Joe Swayzey was silent. "Why don't you find out, smart guy?" he muttered.
"We will. Give us a chance."
"And by the way, Swayzey," Inspector Heinsheimer drawled. Is it your custom to go out to business with a white gardenia?"
Joe glanced swiftly down at his coat lapel. Momentarily, affection brightened his eyes and his nostrils quivered. Then fear crept back into his face, and he muttered: "Yeah. I like gardenias."
"You were, I believe, our Mr. Rosenbloom mentioned, wearing one last e
vening," Whittaker suggested.
"What's that to you?"
Magruder, the watchman, opened the door and stumbled into the room.
"You sent for me, Mr. Whittaker?"
"Uh-huh. Take a good look at this fellow. Ever see him before?"
Magruder looked. Magruder smiled. "Sure, I let him out of the store at half past five. He said he was in a terlet; excuse me, Miss."
"Did he have a suitcase?"
"Say, listen, Mr. Whittaker. I know my job in this store. D'ya think I'd let a guy out with a suitcase at half past five, without asking him to open up? I know my job. He was the last customer out. He had a little thin package with our wrapping paper on it under his arm, like a necktie box. It looked O.K. to me."
"Was this gentleman, did you notice, wearing a white gardenia when you let him out last night?"
Magruder looked from Whittaker to Swayzey, saw the flower, and beamed. "Sure," he said. "Sure. It looked pretty natty, too."
"All right, Magruder. Something else. How late were you here?"
"'Til about eleven."
"How late did the rest stay?"
"Not after quarter of eleven, certainly."
"Where were you all evening?"
"On the Fifth Avenue door till six. After that I was all over the place."
"Magruder, think carefully, what time were the windows finished over on the side near silk underwear—47th Street, middle of the block?"
"Oh, they were done early. By eight o'clock anyway."
"Who has keys for the delivery entrance?"

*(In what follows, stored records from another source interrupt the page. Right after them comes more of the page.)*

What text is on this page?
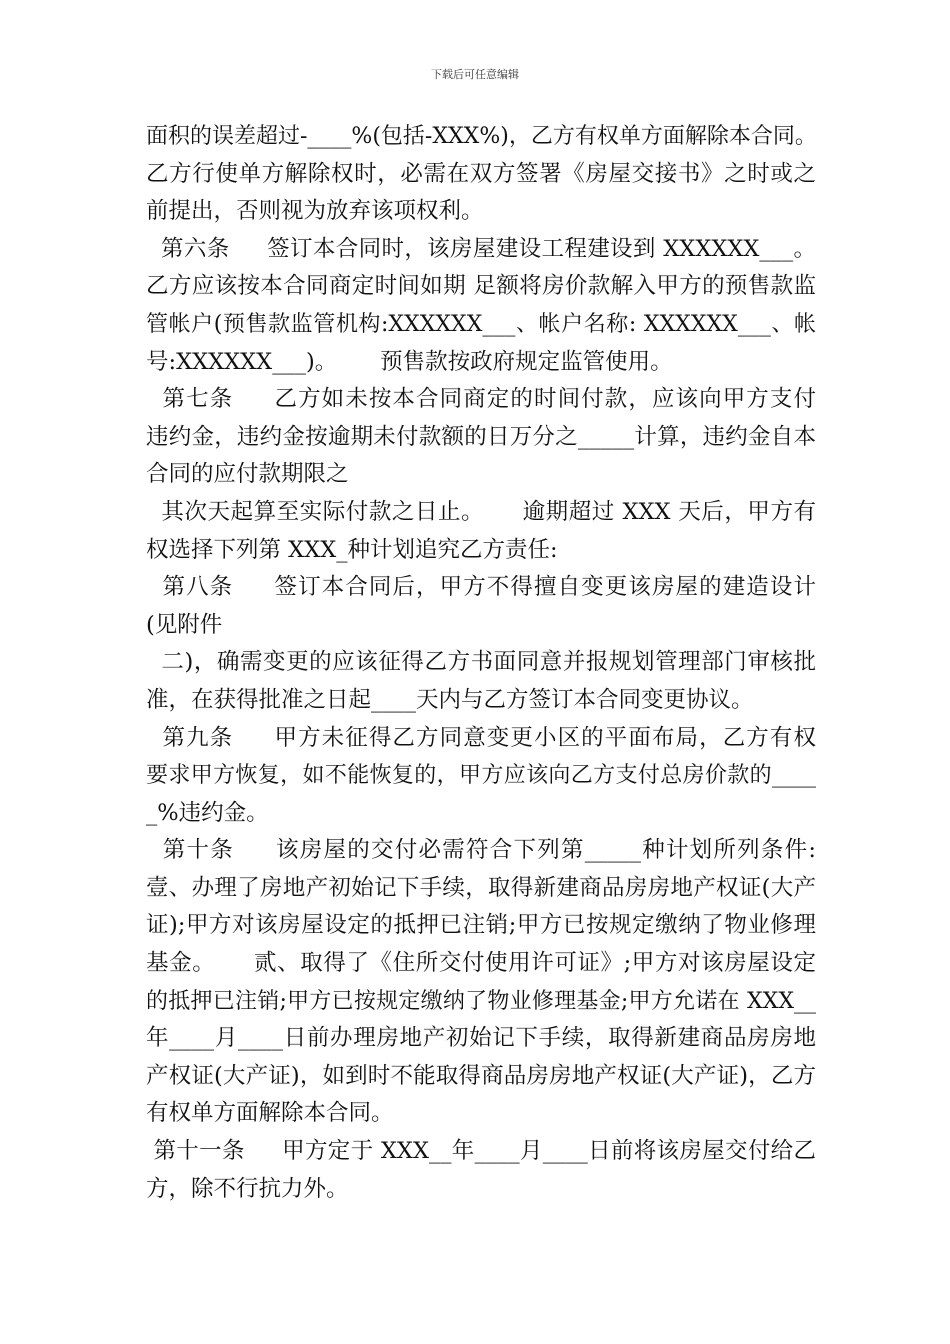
下载后可任意编辑
面积的误差超过-____%(包括-XXX%)，乙方有权单方面解除本合同。
乙方行使单方解除权时，必需在双方签署《房屋交接书》之时或之
前提出，否则视为放弃该项权利。
第六条     签订本合同时，该房屋建设工程建设到 XXXXXX___。
乙方应该按本合同商定时间如期 足额将房价款解入甲方的预售款监
管帐户(预售款监管机构:XXXXXX___、帐户名称: XXXXXX___、帐
号:XXXXXX___)。      预售款按政府规定监管使用。
第七条     乙方如未按本合同商定的时间付款，应该向甲方支付
违约金，违约金按逾期未付款额的日万分之_____计算，违约金自本
合同的应付款期限之
其次天起算至实际付款之日止。     逾期超过 XXX 天后，甲方有
权选择下列第 XXX_种计划追究乙方责任:
第八条     签订本合同后，甲方不得擅自变更该房屋的建造设计
(见附件
二)，确需变更的应该征得乙方书面同意并报规划管理部门审核批
准，在获得批准之日起____天内与乙方签订本合同变更协议。
第九条     甲方未征得乙方同意变更小区的平面布局，乙方有权
要求甲方恢复，如不能恢复的，甲方应该向乙方支付总房价款的____
_%违约金。
第十条     该房屋的交付必需符合下列第_____种计划所列条件:
壹、办理了房地产初始记下手续，取得新建商品房房地产权证(大产
证);甲方对该房屋设定的抵押已注销;甲方已按规定缴纳了物业修理
基金。     贰、取得了《住所交付使用许可证》;甲方对该房屋设定
的抵押已注销;甲方已按规定缴纳了物业修理基金;甲方允诺在 XXX__
年____月____日前办理房地产初始记下手续，取得新建商品房房地
产权证(大产证)，如到时不能取得商品房房地产权证(大产证)，乙方
有权单方面解除本合同。
第十一条     甲方定于 XXX__年____月____日前将该房屋交付给乙
方，除不行抗力外。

"The head porter, the night watchman and I—and I dunno who else. Maybe Pursell has, too. He has all the store keys—"
"All right. Thanks."
"That's all you want of me, Mr. Whittaker?"
"That's all now."
Chris turned to Joe Swayzey. "Well, that's that, Joe. You came in with a suitcase, and went out without one. Came back for your haul this morning, when you knew you could walk out of the store with a bag without being searched. Pretty smart, Mr. Swayzey. I ought to remind you it's been done before—by your own self, I believe. Perfumes, I think you were interested in then. I want to congratulate you for your cleverness in picking the salesmen's storeroom to hide your suitcase. It's a very convenient spot. Right next to silk underwear, too. Only when you came back, you found someone had taken your pretties and left a stiff instead. Is that right?"